The Southern Poverty Law Center released its quarterly hate group study and found there has been an increase in the total number of active groups over the past year.
In 2016, there were 917 active hate groups, compared to 892 in the previous year.
"2016 was an unprecedented year for hate," said Mark Potok, a senior fellow at the SPLC, according to the Jewish Telegraphic Agency. "The country saw a resurgence of white nationalism that imperils the racial progress we’ve made, along with the rise of a president whose policies reflect the values of white nationalists."

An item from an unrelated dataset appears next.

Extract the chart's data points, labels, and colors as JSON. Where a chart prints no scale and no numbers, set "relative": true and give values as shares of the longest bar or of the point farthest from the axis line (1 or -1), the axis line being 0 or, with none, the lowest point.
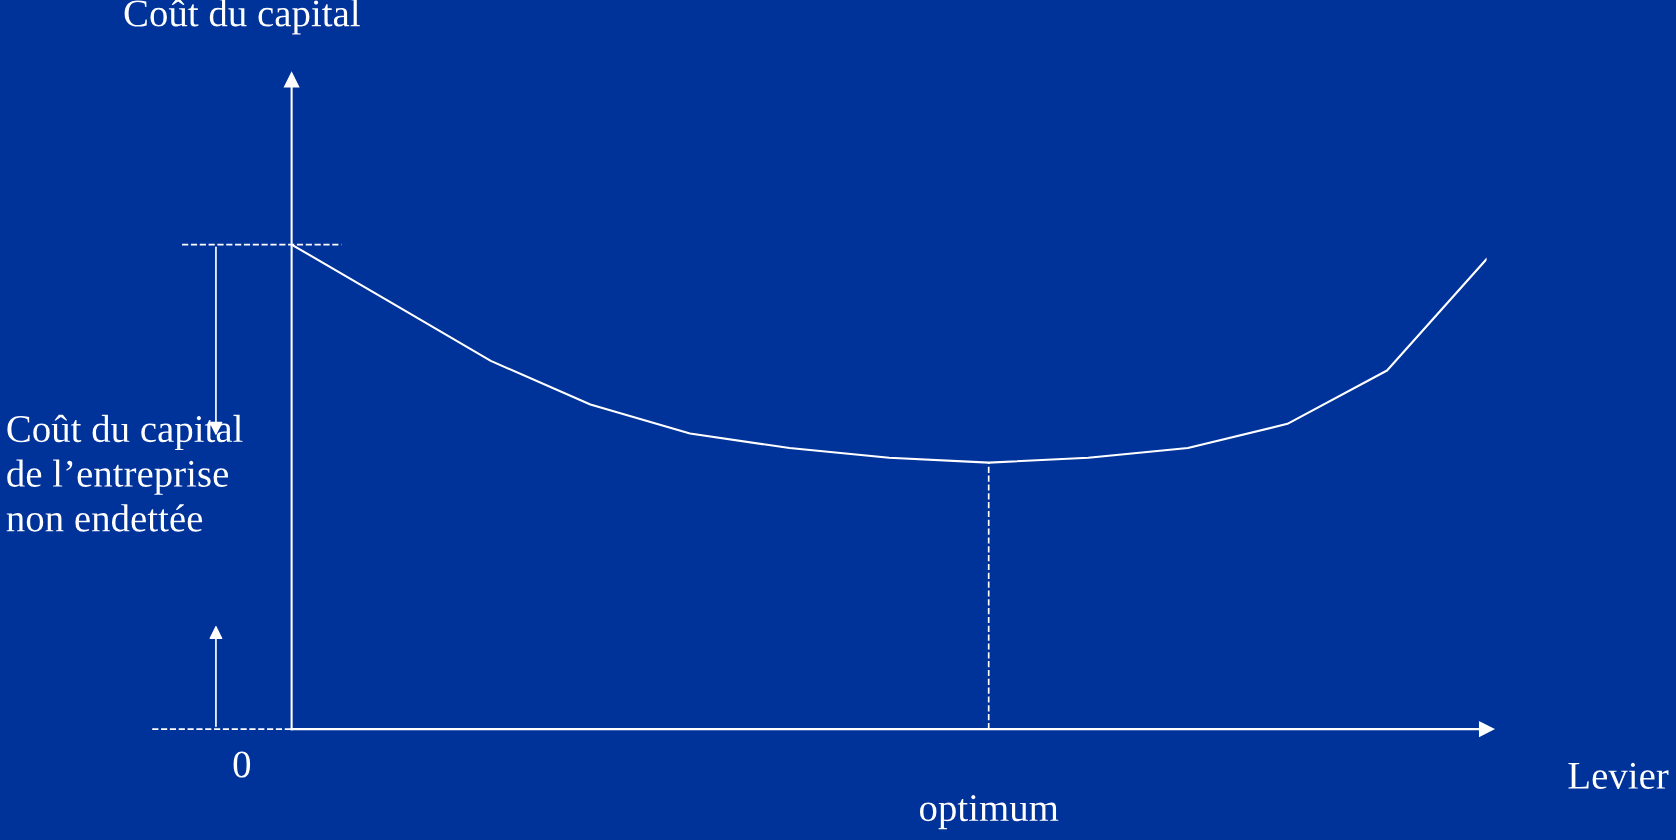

Referring to President Donald Trump’s chief strategist, Potok added: "In Steve Bannon, these extremists think they finally have an ally who has the president’s ear."
"There is no question that the organizations that aligned themselves with the Trump campaign saw their ranks grow, their prominence grow and their online readership grow," Heidi Beirich, director of the SPLC's Intelligence Project, told NBC News.
The report also blamed the "incendiary rhetoric" of Trump, "the unrelenting propaganda of a growing circle of well-paid ideologues," and terrorist attacks like the Orlando gay nightclub massacre for the increase in hate groups, reported The Associated Press.
SPLC, a nonprofit civil rights advocacy organization based in Montgomery, Alabama, defines "hate groups" as any organization that opposes groups of people based on race, religion or ethnicity.
Black separatist and neo-Confederate groups were among those that saw an increase in the past year. For black separatist groups, the number went up from 180 to 193. And for neo-Confederate groups, there was an increase from 35 to 43.